With this I state why the book as a whole encourages the bringing of old tradition with new innovation together, this would be the only way in order for civilization to be established anywhere but specifically in China and Hong Kong. She writes deeply about the problems that exist in Asia as well as the love she shares for Mark Elliot. She describes every account of her life at this time like a vivid photograph that has the power to but you right there in the midst of the action.

This book though a love story, it engulfs all the background that takes place in life while a love affair is taking place. This is what makes the book a great read, it brings the world to the table with the full course meal must a dessert. So the bad comes with the good. After Mark and Han became an item it seem as though nothing could go wrong. With all the struggles political and economical their love strived on the beauty of being together living just for today. An essay by Dionne Donadelle.

These two belonged together like peanut butter and jelly does. They were attracted physically, mentally by their thoughts of the struggle and wanting it to end it, as well as emotionally by looking for love and appreciation for just the outside as well as the inside. Their union was like that of Sakuntala and the King. The desire to be together would seem to be a destiny never to be denied, but the duty, dharma couldn’t allow it. It couldn’t last forever.

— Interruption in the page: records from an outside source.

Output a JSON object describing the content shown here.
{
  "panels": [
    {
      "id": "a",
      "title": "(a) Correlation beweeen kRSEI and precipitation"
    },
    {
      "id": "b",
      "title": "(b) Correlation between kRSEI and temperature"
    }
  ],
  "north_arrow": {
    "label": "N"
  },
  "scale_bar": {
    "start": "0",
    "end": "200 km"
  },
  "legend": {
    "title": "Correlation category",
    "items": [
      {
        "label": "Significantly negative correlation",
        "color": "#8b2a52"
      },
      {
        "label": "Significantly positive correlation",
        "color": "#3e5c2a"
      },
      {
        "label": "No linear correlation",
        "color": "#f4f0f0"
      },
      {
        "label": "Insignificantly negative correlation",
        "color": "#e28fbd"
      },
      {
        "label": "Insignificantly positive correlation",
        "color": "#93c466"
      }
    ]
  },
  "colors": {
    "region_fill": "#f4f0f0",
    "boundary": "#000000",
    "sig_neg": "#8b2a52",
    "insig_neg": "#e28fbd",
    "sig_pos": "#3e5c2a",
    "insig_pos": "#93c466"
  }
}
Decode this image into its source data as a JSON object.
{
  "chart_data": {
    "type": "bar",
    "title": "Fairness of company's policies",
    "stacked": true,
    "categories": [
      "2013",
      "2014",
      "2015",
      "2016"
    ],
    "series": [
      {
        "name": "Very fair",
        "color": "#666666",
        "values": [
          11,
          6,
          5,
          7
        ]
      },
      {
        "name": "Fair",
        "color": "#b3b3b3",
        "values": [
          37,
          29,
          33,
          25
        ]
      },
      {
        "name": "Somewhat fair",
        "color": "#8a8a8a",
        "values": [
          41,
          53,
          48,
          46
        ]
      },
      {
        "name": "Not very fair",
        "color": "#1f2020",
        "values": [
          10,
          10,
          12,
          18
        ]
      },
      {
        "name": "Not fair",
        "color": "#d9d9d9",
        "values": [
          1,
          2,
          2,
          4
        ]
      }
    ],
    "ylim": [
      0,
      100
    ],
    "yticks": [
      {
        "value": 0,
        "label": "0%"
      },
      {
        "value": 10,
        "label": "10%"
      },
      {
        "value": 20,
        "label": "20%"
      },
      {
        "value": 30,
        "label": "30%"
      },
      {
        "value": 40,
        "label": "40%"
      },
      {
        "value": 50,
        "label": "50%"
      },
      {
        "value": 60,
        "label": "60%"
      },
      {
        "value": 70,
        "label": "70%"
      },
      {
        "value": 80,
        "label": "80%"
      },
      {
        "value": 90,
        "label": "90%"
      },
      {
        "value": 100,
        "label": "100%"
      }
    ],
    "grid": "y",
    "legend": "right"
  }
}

While Mark was away in Korea doing is duty as a war correspondent. The worst that could happened did, he died. What makes the death an acceptable one is that the way he died is the way he wanted to: "Feeling young, invulnerable, and that life had been worth living, wrapped in a splendid love," stated by a good friend Francois in the book. Taken from the conclusion of the book from the thoughts of Han Suyin she states. In my empty enchanted hands I hold fabulous treasure; the immense nothingness of heaven, the vacancy of space, and time’s fleet magic. Look how it has transformed me. For I am now crowned with negation, mantled with absence, throned on nothingness, empress of exceeding glory, the splendor and wealth of love and death. I sit and dream, as if… As if my dream were reality. For now, like Mark, I do not know what is reality and what is dream. And if it is a dream, then I have dreamed a wonderful dream to shield me from the night, and the breath of heaven itself cannot blow my dream away. I have dreamed a wonderful dream; of life, and love and death, of laughter, and tears, and good and ill, and all these things which are equal under Heaven, which equalizes all things. A wonderful dream, my many-splendored thing.

This statement gives you an insight I feel as to how deep this love that existed between these two individuals were. What else can I say; Love it is a many-splendored thing. I could only wish this type of love for anyone that I do care about. It seems that it is only meant to be a fairytale, a dream, and an impossible dream. But like all dreams though they can come through, they must end. What’s ironic or even worthy is to live your life, as a dream but a realistic dream not an idealistic one.